- Other names: Ceruloplasmin deficiency
- MRI hypointensity (white arrows) in the globus pallidi that indicates the presence of iron deficiencies which would be seen in a diagnosis of Aceruloplasminemia
- Specialty: Medical genetics

= Aceruloplasminemia =

Aceruloplasminemia is a rare autosomal recessive disorder in which the liver can not synthesize the protein ceruloplasmin properly, which is needed to transport copper around the blood. Copper deficiency in the brain results in neurological problems that generally appear in adulthood and worsen over time.

Aceruloplasminemia has been seen worldwide, but its overall prevalence is unknown. Studies in Japan have estimated that approximately 1 in 2 million adults in this population are affected.

Aceruloplasminemia belongs to the group of genetic disorders called neurodegeneration with brain iron accumulation (NBIA).

== Signs and symptoms ==
Patients with aceruloplasminemia develop a variety of movement problems.
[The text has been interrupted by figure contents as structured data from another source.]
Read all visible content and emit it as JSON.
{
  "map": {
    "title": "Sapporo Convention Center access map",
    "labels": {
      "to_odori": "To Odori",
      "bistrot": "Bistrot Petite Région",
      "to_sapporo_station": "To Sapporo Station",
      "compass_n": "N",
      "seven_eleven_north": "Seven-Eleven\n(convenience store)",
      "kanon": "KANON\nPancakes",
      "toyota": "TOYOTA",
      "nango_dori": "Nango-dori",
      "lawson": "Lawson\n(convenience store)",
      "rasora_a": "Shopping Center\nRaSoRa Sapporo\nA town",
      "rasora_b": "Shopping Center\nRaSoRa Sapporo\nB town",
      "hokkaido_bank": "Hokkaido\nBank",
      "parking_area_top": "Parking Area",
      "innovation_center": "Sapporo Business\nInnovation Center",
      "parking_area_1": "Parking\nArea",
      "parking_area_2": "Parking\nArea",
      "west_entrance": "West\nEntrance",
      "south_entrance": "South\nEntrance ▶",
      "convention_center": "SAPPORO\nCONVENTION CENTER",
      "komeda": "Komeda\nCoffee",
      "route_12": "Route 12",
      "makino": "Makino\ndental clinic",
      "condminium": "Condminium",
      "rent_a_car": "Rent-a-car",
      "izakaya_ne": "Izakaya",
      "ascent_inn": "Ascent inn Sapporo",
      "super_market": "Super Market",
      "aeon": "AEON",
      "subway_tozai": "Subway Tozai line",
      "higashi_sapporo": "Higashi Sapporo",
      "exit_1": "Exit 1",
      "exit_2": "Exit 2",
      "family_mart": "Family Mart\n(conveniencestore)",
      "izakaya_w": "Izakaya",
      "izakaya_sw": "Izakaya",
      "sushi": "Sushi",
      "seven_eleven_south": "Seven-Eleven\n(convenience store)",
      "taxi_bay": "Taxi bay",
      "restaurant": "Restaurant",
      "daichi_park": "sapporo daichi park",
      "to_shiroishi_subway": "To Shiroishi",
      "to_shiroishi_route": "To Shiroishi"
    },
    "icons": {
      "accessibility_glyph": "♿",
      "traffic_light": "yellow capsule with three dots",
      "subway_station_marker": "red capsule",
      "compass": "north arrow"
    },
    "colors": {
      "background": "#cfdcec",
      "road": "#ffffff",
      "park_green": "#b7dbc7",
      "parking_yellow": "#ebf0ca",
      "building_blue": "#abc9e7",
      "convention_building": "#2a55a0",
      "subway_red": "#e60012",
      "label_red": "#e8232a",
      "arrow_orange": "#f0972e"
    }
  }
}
They may experience dystonia of the head and neck, resulting in repetitive movements and contortions. Other involuntary movements may also occur, such as tremors, chorea, blepharospasms, and grimacing. Affected individuals may also experience ataxia, the lack of coordination of muscle movements. Some develop psychiatric problems and midlife dementia. The type of neurological disruption corresponds to associated regions of iron deposition in the brain and liver.

In addition to neurological problems, affected individuals may have diabetes mellitus caused by iron damage to cells in the pancreas that make insulin. This impairs blood sugar regulation and leads to the signs and symptoms of diabetes.

Iron accumulation in the tissues and organs results in a corresponding iron deficiency in the blood, leading to anemia. Anemia and diabetes usually occur by the time an affected person is in his or her twenties.

Affected individuals also experience retinal degeneration caused by excess iron. The changes result in small opaque spots and areas of atrophy around the edges of the retina. These abnormalities usually do not affect vision but can be observed during an eye examination.

== Cause ==

Aceruloplasminemia has an autosomal recessive pattern of inheritance.

Aceruloplasminemia is caused by a mutation (a five-base pair insertion in exon 7) in the CP gene, which provides instructions for making a protein called ceruloplasmin, a protein involved in iron transport and processing. Ceruloplasmin helps move iron from the organs and tissues of the body and prepares it for incorporation into a molecule called transferrin, which transports it to red blood cells to help carry oxygen. The CP gene mutation results in the production of ceruloplasmin protein that is unstable or nonfunctional by altering the open reading frame such that the amino acid ligands in the essential carboxyl terminal region are eliminated. When ceruloplasmin is unavailable, transport of iron out of the body's tissues is impaired. The resulting iron accumulation damages cells in those tissues, leading to neurological dysfunction and other health problems.

This condition is inherited in an autosomal recessive pattern, which means both copies of the gene have the mutation. The parents of an individual with an autosomal recessive condition each carry one copy of the mutated gene, but they typically do not show signs and symptoms of the condition.

==Diagnosis==
Diagnosis of this disorder depends on blood tests demonstrating the absence of serum ceruloplasmin, combined with low serum copper concentration, low serum iron concentration, high serum ferritin concentration, or increased hepatic iron concentration. MRI scans can also confirm a diagnosis; abnormal low intensities can indicate iron accumulation in the brain.

== Prevention ==
Children of affected individuals are obligate carriers for aceruloplasminemia. If the CP mutations has been identified in a related individual, prenatal testing is recommended. Siblings of those affected by the disease are at a 25% risk of aceruloplasminemia. In asymptomatic siblings, serum concentrations of hemoglobin and hemoglobin A1c should be monitored.

To prevent the progression of symptoms of the disease, annual glucose tolerance tests beginning in early teen years to evaluate the onset of diabetes mellitus. Those at risk should avoid taking iron supplements.

== Treatment ==
Treatment includes the use of iron chelating agents (such as desferrioxamine) to lower brain and liver iron stores, and to prevent progression of neurologic symptoms. This, combined with fresh-frozen human plasma (FFP) works effectively in decreasing liver iron content. Repetitive use of FFP can even improve neurologic symptoms. Antioxidants such as vitamin E can be used simultaneously to prevent tissue damage to the liver and pancreas.